C’est ce qu’il fit, en indiquant systématiquement pour chaque changement par rapport à la Vulgate la justification de la modification suggérée et les raisons militant en sa faveur ou contre elle. Cette opération n’allait pas sans conséquences sérieuses : dans le processus de retour au texte authentique, l’idée de la Trinité du Père, du Fils et du Saint-Esprit disparaissait, tout comme celle de péché originel, apparemment absente de la Bible et inventée par Augustin d’Hippone. L’objectif d’Érasme n’était pas de jeter le doute sur la vérité et la valeur du message de la Bible et des Évangiles, mais, au contraire, d’aider les chrétiens à approfondir et purifier leur foi. Dans son esprit, ceci n’était pas incompatible avec l’idée que la Bible n’est pas directement inspirée par le Saint-Esprit, mais une œuvre humaine, réalisée par des hommes capables de commettre des erreurs tout en utilisant tous les procédés que la littérature mettait à leur disposition et que leur familiarité avec les œuvres classiques leur avait fait connaître. 

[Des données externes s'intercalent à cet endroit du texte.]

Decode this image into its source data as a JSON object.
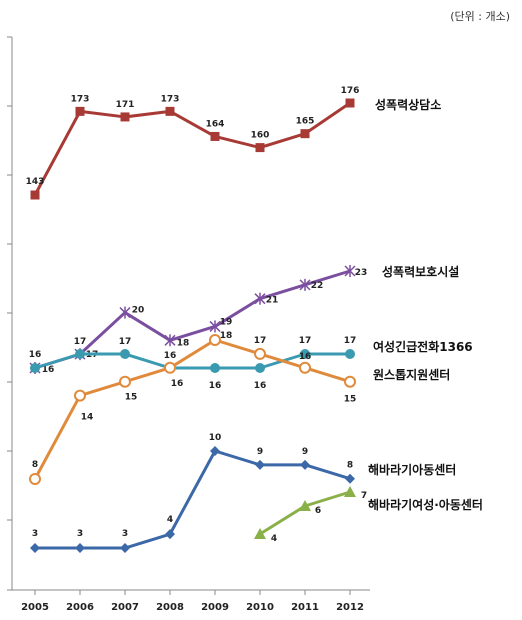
{
  "unit_label": "(단위 : 개소)",
  "chart_data": {
    "type": "line",
    "x": [
      "2005",
      "2006",
      "2007",
      "2008",
      "2009",
      "2010",
      "2011",
      "2012"
    ],
    "ylim": [
      0,
      190
    ],
    "grid": false,
    "series": [
      {
        "name": "성폭력상담소",
        "color": "#a83a35",
        "marker": "square",
        "values": [
          143,
          173,
          171,
          173,
          164,
          160,
          165,
          176
        ]
      },
      {
        "name": "성폭력보호시설",
        "color": "#7b4fa0",
        "marker": "star",
        "values": [
          16,
          17,
          20,
          18,
          19,
          21,
          22,
          23
        ]
      },
      {
        "name": "여성긴급전화1366",
        "color": "#3a9ab0",
        "marker": "circle",
        "values": [
          16,
          17,
          17,
          16,
          16,
          16,
          17,
          17
        ]
      },
      {
        "name": "원스톱지원센터",
        "color": "#e08a3c",
        "marker": "open-circle",
        "values": [
          8,
          14,
          15,
          16,
          18,
          17,
          16,
          15
        ]
      },
      {
        "name": "해바라기아동센터",
        "color": "#3c68a8",
        "marker": "diamond",
        "values": [
          3,
          3,
          3,
          4,
          10,
          9,
          9,
          8
        ]
      },
      {
        "name": "해바라기여성·아동센터",
        "color": "#8ab04a",
        "marker": "triangle",
        "values": [
          null,
          null,
          null,
          null,
          null,
          4,
          6,
          7
        ]
      }
    ]
  }
}
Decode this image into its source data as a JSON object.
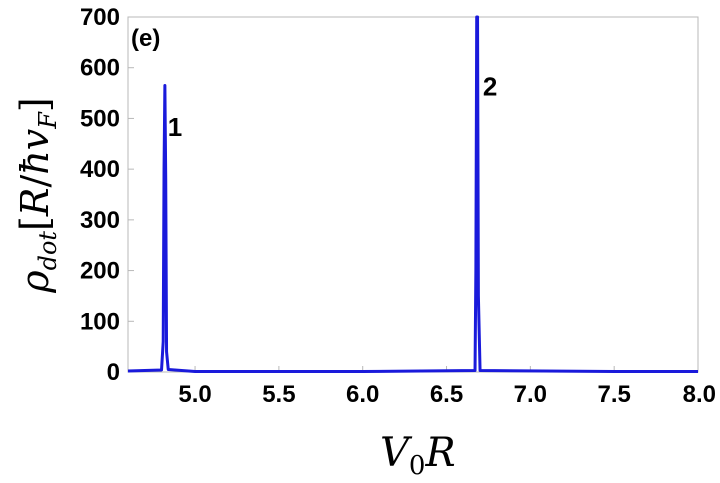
{
  "chart_data": {
    "type": "line",
    "panel_label": "(e)",
    "xlabel": "V0R",
    "ylabel": "ρdot[R/ħvF]",
    "xlim": [
      4.6,
      8.0
    ],
    "ylim": [
      0,
      700
    ],
    "x_ticks": [
      "5.0",
      "5.5",
      "6.0",
      "6.5",
      "7.0",
      "7.5",
      "8.0"
    ],
    "y_ticks": [
      "0",
      "100",
      "200",
      "300",
      "400",
      "500",
      "600",
      "700"
    ],
    "grid": false,
    "line_color": "#1a1adb",
    "series": [
      {
        "x": [
          4.6,
          4.8,
          4.81,
          4.815,
          4.82,
          4.825,
          4.83,
          4.84,
          5.0,
          6.0,
          6.67,
          6.675,
          6.68,
          6.685,
          6.69,
          6.7,
          7.5,
          8.0
        ],
        "y": [
          2,
          4,
          60,
          400,
          565,
          380,
          40,
          5,
          1,
          1,
          3,
          200,
          700,
          700,
          150,
          3,
          1,
          1
        ]
      }
    ],
    "annotations": [
      {
        "text": "1",
        "x": 4.88,
        "y": 465
      },
      {
        "text": "2",
        "x": 6.76,
        "y": 545
      }
    ]
  }
}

La dernière partie de l’existence d’Érasme fut largement occupée par son débat avec le protestantisme naissant et une controverse avec Martin Luther. Au départ, Érasme et Luther s’estimaient mutuellement et avaient de l’amitié l’un pour l’autre. Tous deux étaient révoltés par les mêmes choses : la corruption du clergé, son goût du luxe et la dépravation de certains de ses membres, le commerce des indulgences, le formalisme doctrinal étriqué de la scolastique. Mais Érasme voulait réformer l’Église de l’intérieur quand le tempérament entier et combattif de Luther le poussait à rompre brutalement avec elle. Leur dialogue devint difficile. Une dispute théologique publique les opposa au sujet de la question de la grâce et du libre arbitre. Refusant l’interprétation augustinienne des Écritures (ses pères de l’Église favoris étaient Jérôme et Origène), Érasme défendait l’idée que les actions de l’homme pouvaient contribuer à son salut. Luther soutenait que seule la grâce divine pouvait l’assurer. Son intransigeance fanatique effrayait Érasme. La rupture entre les deux hommes intervint lorsque deux prêtres professant des idées luthériennes furent brûlés sur la Grand-Place de Bruxelles et que Luther encouragea ses fidèles à mourir, comme eux, en martyrs de leurs convictions. Chassé de Bâle, où il vivait depuis huit ans, par les révoltes protestantes de 1529, Érasme se réfugia à Fribourg-en-Brisgau où il vécut six ans encore avant de mourir en 1536. 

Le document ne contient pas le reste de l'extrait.